In the summer of 2018, developers from Electronic Arts and DICE, released the trailer for their most anticipated new game of the year — Battlefield V. Since 2002, the Battlefield franchise has been a staple for gamers, amassing over 66 million copies sold across seven games. And yet, despite the title’s enduring success, there is a unique buzz surrounding its newest launch. Battlefield V is highlighted by the inception of Firestorm, Battlefield’s take on the exponentially rising trend of the battle royale game mode, in which players compete individually, or in groups, to eliminate all other players within a constrained space. The mode gained traction with the release of Player Unknown’s Battlegrounds (PUBG) in March 2017, and was further popularized that same July with the release of Epic’s hit game Fortnite.
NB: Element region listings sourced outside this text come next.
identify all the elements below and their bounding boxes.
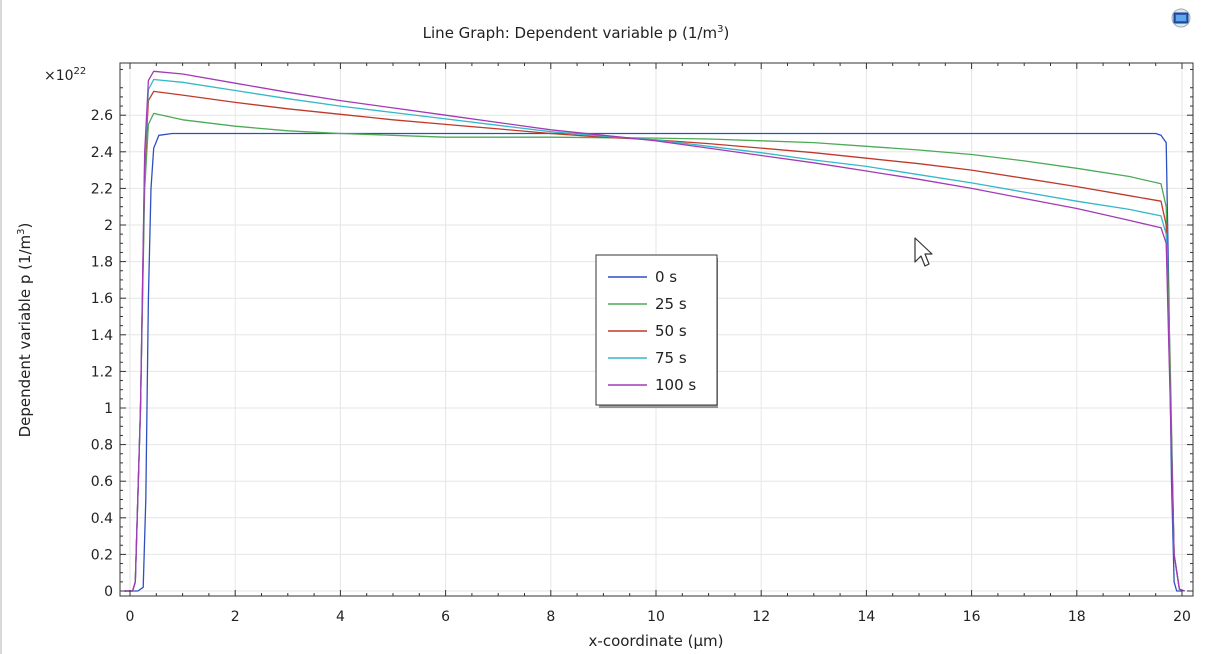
y-tick-label: 1.8 (91, 255, 113, 271)
mouse-pointer-icon (914, 237, 933, 267)
y-tick-label: 1.4 (91, 328, 113, 344)
legend-label: 25 s (655, 295, 687, 313)
x-tick-label: 0 (126, 609, 135, 625)
x-tick-label: 8 (546, 609, 555, 625)
x-tick-label: 6 (441, 609, 450, 625)
x-tick-label: 12 (752, 609, 770, 625)
y-tick-labels: 0 0.2 0.4 0.6 0.8 1 1.2 1.4 1.6 1.8 2 2.2 2.4 2.6 (91, 108, 113, 600)
x-tick-label: 18 (1068, 609, 1086, 625)
x-tick-label: 16 (963, 609, 981, 625)
x-tick-label: 14 (857, 609, 875, 625)
y-tick-label: 2.4 (91, 145, 113, 161)
y-tick-label: 1.6 (91, 291, 113, 307)
y-tick-label: 2.6 (91, 108, 113, 124)
y-tick-label: 0.8 (91, 438, 113, 454)
x-tick-label: 4 (336, 609, 345, 625)
legend-label: 75 s (655, 349, 687, 367)
x-tick-labels: 0 2 4 6 8 10 12 14 16 18 20 (126, 609, 1191, 625)
x-axis-label: x-coordinate (µm) (589, 632, 724, 650)
legend-label: 100 s (655, 376, 696, 394)
y-tick-label: 1.2 (91, 364, 113, 380)
y-axis-multiplier: ×1022 (44, 66, 86, 84)
y-tick-label: 2 (104, 218, 113, 234)
grid (120, 63, 1193, 596)
legend-label: 50 s (655, 322, 687, 340)
series-line (124, 70, 1185, 592)
series-line (124, 132, 1182, 592)
x-tick-label: 2 (231, 609, 240, 625)
axis-ticks (120, 63, 1193, 596)
y-tick-label: 0.4 (91, 511, 113, 527)
x-tick-label: 10 (647, 609, 665, 625)
y-tick-label: 1 (104, 401, 113, 417)
legend-label: 0 s (655, 268, 677, 286)
y-tick-label: 0 (104, 584, 113, 600)
image-export-icon[interactable] (1170, 8, 1192, 28)
y-tick-label: 0.6 (91, 474, 113, 490)
y-tick-label: 2.2 (91, 181, 113, 197)
x-tick-label: 20 (1173, 609, 1191, 625)
legend[interactable]: 0 s 25 s 50 s 75 s 100 s (595, 254, 718, 408)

Fortnite’s cartoon-like gameplay, colourful backgrounds and references to pop culture powered its rapid ascent to mainstream sensation; Drake and Travis Scott streamed themselves playing with streamer Ninja, while French soccer star Antoine Griezmann celebrated his goal in the World Cup final with a dance present in the game.
While Fortnite’s swift market penetration was due to a plethora of factors, much of the game’s success is predicated on its unique and innovative business model. Fortnite has sustained a free-to-play platform, monetizing entirely through in-game transactions that allow players to customize their characters with “skins” (outfits), celebrations, and more. Although this may sound like little more than a gimmick, Fortnite skins have become a signifier of a player’s status and a startlingly effective tool for revenue generation. Nearly 70 percent of Fornite’s 78.3 million monthly players have payed fro in-game purchases, spending an average of $84.67. As a result of this extensive spending, Fornite is on track to generate $2 billion in 2018, skyrocketing the value of Epic Games, Fortnite’s developer, to $8.5 billion.
Nearly 70 percent of Fornite’s 78.3 million monthly players have payed for in-game purchases, spending an average of $84.67.
At its core, the meteoric rise of battle royale games has been driven by their ability to retain players, and have them come back for more. One way they are able to achieve this “stickiness” is through the nature of the game mode itself; since the game is designed to be decided by a few bullets, it gives the impression that losses are unlucky, leaving the player feeling as if they were only one shot away from winning. Additionally, the randomness of gameplay, from changes in drop zones to the opening of loot chests, has a effect similar to that of slot machines or poker hands – constantly rejuvenating the interest of users. Like a well-written cliff-hanger, this phenomenon, referred to by psychologists as variable-ratio schedule continues to pique the interest of the player, bringing them back to the game time-and-again.
The lucrative psychology of battle royale and the ensuing success of PUBG and Fortnite continues to have a significant impact on the gaming industry. As players join by the masses, video game developers have taken advantage of the burgeoning genre to implement new strategies and revolutionize the video gaming landscape. After years of isolation, console manufacturers have finally introduce cross-console play, starting with the ability to play Fortnite alongside users on a different gaming system. Although this change may appear insignificant, major console manufacturers such as Microsoft and Sony have a reputation for locking in their customers through safeguarded features and exclusive games. The advent of cross-console play marks a pivotal change in their business models, and a watershed moment in the industry
In an ever-changing landscape, developers and manufacturers are fiercely competing to ride the wave of battle royale. The value of the games within the genre has exploded from $1.7 billion in 2017 to a projected $20 billion in 2019. Hours streamed for battle royale games has risen from one million hours in mid 2017 to over 700 million hours this year, dwarfing the second most streamed genre, multiplayer online battle arena (MOBA) games. It is left to be seen if EA will find success with Battlefield’s foray into battle royale, but the storm is closing in and they’d rather look out from the safe zone than look in from outside.